This afternoon the girls and I sampled the first few of our homegrown strawberries! Unfortunately, I think our neighborhood bunny rabbit beat us to the first two, prompting my panicked call to Michael yesterday to stop at Home Depot for chicken wire on the way home!
I am so over-the-top excited about these berries. To me, there is something even more exciting and mysterious about homegrown fruit than about homegrown vegetables. As much as I love fresh veggies, they are the workhorses of the family meal - the sensible green salad or steamed side dish. But fruit, on the other hand, with its succulent sweetness, is another whole level up. And berries . . . they are the jewels on the crown of produce!
The history of our homegrown strawberries is neat, too. Two years ago this spring, just after we moved into our house, I received some plants from a generous gardener on Freecycle. She gave me my mint, which has spread each year in epic proportions, prompting many offers of my own excess on Freecycle. She also threw in one strawberry plant.
I had the plant in a pot for the past two years, and it flowered, but never actually produced fruit. Last year, after strawberry season, I planted it in the ground in a small bed next to my porch. There, it sent out a ton of runners and filled up the bed. And this year, the healthy-looking plants are producing small but healthy and bright red berries!

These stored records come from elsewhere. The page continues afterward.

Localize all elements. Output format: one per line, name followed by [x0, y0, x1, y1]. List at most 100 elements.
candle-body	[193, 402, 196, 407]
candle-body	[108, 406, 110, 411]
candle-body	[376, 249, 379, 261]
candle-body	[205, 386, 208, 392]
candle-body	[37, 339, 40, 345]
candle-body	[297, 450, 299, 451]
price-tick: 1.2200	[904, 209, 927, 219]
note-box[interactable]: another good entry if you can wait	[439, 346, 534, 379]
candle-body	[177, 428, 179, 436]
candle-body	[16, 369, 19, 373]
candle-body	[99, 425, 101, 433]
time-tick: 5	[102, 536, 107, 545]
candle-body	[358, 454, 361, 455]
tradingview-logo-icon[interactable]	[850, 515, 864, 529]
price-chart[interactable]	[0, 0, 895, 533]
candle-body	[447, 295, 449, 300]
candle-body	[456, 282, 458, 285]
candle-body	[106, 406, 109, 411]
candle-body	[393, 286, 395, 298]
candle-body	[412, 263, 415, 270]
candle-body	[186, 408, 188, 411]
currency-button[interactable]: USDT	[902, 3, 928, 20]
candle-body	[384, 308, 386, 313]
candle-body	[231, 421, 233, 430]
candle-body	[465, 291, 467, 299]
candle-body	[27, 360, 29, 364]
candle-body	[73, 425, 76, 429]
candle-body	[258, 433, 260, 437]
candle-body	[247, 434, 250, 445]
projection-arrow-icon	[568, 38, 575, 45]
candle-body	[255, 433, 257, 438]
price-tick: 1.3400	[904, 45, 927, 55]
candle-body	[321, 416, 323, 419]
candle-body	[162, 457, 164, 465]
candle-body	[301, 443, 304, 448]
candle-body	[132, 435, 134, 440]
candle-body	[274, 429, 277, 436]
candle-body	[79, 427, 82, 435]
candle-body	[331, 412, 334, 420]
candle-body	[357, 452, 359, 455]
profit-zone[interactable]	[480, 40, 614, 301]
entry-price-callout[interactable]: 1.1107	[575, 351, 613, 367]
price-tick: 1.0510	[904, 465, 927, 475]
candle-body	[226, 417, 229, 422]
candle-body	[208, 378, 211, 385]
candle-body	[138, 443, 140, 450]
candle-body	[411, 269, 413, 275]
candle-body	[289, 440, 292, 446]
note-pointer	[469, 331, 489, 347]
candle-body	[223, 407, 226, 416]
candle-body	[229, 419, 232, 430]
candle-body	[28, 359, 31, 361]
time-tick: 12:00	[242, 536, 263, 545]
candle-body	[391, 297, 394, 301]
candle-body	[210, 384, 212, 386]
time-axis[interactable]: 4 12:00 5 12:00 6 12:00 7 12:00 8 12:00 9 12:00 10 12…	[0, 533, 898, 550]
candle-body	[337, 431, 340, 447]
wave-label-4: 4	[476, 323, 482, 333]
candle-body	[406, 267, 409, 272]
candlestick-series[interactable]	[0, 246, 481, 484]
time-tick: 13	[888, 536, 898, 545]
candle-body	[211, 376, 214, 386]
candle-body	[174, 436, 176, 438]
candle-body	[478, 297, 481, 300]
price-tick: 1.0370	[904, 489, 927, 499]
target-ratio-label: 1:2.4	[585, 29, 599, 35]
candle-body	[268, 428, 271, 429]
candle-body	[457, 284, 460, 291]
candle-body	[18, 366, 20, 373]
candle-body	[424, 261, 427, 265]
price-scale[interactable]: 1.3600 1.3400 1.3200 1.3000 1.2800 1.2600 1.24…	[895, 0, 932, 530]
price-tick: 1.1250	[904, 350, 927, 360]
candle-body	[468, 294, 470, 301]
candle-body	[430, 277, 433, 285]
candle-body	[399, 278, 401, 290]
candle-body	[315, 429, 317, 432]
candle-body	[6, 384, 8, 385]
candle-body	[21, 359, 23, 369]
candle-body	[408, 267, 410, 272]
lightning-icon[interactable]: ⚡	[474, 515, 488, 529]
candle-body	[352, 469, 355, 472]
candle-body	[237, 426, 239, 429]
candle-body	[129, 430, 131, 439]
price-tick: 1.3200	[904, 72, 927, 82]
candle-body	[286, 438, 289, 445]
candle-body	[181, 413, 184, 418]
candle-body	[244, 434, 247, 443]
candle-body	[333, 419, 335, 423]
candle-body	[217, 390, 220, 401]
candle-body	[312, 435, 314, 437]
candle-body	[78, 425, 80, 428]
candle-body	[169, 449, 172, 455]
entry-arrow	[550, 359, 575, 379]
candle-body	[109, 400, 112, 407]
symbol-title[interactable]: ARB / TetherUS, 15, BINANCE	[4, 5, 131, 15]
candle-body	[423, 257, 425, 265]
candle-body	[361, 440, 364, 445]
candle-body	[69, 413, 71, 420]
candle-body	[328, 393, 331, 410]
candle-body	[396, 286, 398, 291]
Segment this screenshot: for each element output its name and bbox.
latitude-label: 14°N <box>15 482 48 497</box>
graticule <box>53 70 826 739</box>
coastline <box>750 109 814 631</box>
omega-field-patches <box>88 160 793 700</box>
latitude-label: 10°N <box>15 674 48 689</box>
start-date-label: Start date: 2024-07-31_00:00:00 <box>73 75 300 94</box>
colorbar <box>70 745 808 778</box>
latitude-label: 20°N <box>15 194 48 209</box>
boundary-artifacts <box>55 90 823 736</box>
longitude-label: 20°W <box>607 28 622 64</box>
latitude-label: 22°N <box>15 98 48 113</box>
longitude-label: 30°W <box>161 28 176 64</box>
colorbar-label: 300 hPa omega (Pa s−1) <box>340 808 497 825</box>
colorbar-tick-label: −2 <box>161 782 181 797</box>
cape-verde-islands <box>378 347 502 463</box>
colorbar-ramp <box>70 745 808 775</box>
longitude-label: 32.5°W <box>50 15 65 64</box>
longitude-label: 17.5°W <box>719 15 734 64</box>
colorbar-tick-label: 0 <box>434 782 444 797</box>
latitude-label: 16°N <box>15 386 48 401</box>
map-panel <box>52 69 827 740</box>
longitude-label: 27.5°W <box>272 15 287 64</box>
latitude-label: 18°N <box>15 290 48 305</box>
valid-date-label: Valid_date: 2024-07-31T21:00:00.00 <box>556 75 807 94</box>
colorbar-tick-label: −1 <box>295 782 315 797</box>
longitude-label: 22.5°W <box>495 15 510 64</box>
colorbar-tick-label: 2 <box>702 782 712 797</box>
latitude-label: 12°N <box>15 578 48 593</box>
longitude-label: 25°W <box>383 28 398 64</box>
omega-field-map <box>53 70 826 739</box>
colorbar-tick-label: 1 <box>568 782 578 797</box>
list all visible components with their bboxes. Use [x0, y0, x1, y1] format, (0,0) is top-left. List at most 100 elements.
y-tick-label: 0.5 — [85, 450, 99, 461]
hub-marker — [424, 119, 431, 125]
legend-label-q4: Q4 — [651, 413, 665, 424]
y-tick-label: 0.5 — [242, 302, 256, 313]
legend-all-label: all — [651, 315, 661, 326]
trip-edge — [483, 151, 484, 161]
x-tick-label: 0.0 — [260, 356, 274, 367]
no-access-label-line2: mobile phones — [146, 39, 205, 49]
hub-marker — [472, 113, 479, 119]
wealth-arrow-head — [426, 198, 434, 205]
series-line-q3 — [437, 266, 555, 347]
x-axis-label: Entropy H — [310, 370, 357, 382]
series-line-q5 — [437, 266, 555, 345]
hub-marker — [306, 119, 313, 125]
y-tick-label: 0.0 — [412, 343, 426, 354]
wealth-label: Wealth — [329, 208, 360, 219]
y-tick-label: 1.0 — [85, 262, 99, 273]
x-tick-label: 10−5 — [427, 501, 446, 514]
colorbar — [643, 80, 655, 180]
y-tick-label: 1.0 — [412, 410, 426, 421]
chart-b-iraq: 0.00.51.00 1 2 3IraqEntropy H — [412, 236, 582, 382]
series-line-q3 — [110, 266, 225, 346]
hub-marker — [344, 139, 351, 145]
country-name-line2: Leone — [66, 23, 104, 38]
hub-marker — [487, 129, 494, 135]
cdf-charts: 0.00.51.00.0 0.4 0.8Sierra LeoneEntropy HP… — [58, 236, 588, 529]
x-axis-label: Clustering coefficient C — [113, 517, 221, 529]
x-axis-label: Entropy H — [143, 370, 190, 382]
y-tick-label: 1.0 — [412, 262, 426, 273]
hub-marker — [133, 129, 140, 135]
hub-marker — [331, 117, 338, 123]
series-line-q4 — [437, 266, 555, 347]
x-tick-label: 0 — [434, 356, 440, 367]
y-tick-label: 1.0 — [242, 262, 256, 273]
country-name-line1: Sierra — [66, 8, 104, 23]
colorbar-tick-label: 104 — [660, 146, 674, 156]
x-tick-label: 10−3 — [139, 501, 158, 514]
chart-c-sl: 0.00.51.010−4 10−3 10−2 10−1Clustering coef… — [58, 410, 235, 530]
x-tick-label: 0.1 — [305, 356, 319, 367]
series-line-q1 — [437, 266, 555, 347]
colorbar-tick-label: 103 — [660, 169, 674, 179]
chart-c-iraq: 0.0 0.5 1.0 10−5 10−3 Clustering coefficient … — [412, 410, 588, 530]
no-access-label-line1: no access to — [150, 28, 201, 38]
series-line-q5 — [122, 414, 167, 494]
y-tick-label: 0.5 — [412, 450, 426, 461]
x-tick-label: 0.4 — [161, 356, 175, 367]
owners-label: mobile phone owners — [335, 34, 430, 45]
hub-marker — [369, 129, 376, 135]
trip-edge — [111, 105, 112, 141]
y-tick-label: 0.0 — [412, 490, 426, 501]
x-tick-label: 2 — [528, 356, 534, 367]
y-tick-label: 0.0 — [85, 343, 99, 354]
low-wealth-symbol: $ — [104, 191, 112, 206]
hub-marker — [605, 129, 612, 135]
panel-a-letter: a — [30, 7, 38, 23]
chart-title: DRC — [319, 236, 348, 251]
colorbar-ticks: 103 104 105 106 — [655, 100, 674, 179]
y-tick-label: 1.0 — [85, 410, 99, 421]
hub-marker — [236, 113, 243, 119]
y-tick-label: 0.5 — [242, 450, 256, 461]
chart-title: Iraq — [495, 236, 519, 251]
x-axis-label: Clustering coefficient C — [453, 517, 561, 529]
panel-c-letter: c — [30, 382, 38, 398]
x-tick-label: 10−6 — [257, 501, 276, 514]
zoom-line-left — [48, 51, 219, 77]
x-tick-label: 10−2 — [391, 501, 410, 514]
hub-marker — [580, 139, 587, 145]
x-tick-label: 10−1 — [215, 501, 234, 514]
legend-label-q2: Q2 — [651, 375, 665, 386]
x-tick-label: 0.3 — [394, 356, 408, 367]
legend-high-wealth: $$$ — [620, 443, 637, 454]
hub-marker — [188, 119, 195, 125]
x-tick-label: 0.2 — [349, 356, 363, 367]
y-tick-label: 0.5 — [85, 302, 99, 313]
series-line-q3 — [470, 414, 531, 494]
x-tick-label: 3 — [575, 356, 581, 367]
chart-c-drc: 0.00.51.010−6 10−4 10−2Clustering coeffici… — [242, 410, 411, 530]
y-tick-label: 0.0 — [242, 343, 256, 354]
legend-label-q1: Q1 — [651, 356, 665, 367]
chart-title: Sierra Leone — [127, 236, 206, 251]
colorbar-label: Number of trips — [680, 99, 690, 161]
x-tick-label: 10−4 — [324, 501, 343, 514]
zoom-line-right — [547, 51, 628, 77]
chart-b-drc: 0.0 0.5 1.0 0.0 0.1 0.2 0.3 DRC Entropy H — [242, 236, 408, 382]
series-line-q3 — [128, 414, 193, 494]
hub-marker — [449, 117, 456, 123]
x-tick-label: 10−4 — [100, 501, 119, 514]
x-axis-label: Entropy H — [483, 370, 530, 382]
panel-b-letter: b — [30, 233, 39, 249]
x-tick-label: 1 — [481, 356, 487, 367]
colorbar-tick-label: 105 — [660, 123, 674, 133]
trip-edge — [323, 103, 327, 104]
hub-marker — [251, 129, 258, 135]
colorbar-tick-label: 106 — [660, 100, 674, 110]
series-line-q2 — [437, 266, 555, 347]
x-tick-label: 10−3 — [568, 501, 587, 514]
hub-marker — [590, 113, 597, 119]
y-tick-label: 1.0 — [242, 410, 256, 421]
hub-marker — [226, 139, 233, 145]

Those berries we tasted this afternoon had that amazing, sunshiny taste that I associate with fresh strawberries. They are seriously practically a different fruit than the store-bought variety. I bought some California strawberries at the grocery store this week, since they were good price, and my girls adore them. However, they tasted more like gargantuan red pieces of styrofoam, flavored with a mildly pleasant strawberry flavoring!
When I was a child, we several times traveled to South Carolina in May to pick strawberries. Since there were so many kids to pick berries, we literally came home with bushels of them. We ate them nonstop for days, and my mom froze many and baked everything strawberry. I'll have to share the recipe for her yummy refrigerated strawberry pie some day!
We also might visit a u-pick farm in the next few weeks, as our few plants will not satiate the voracious appetite for fruit around here. I'm so glad my girls will have a similar childhood memory of that uniquely sweet taste of fresh-picked berries, and some this time from their own garden!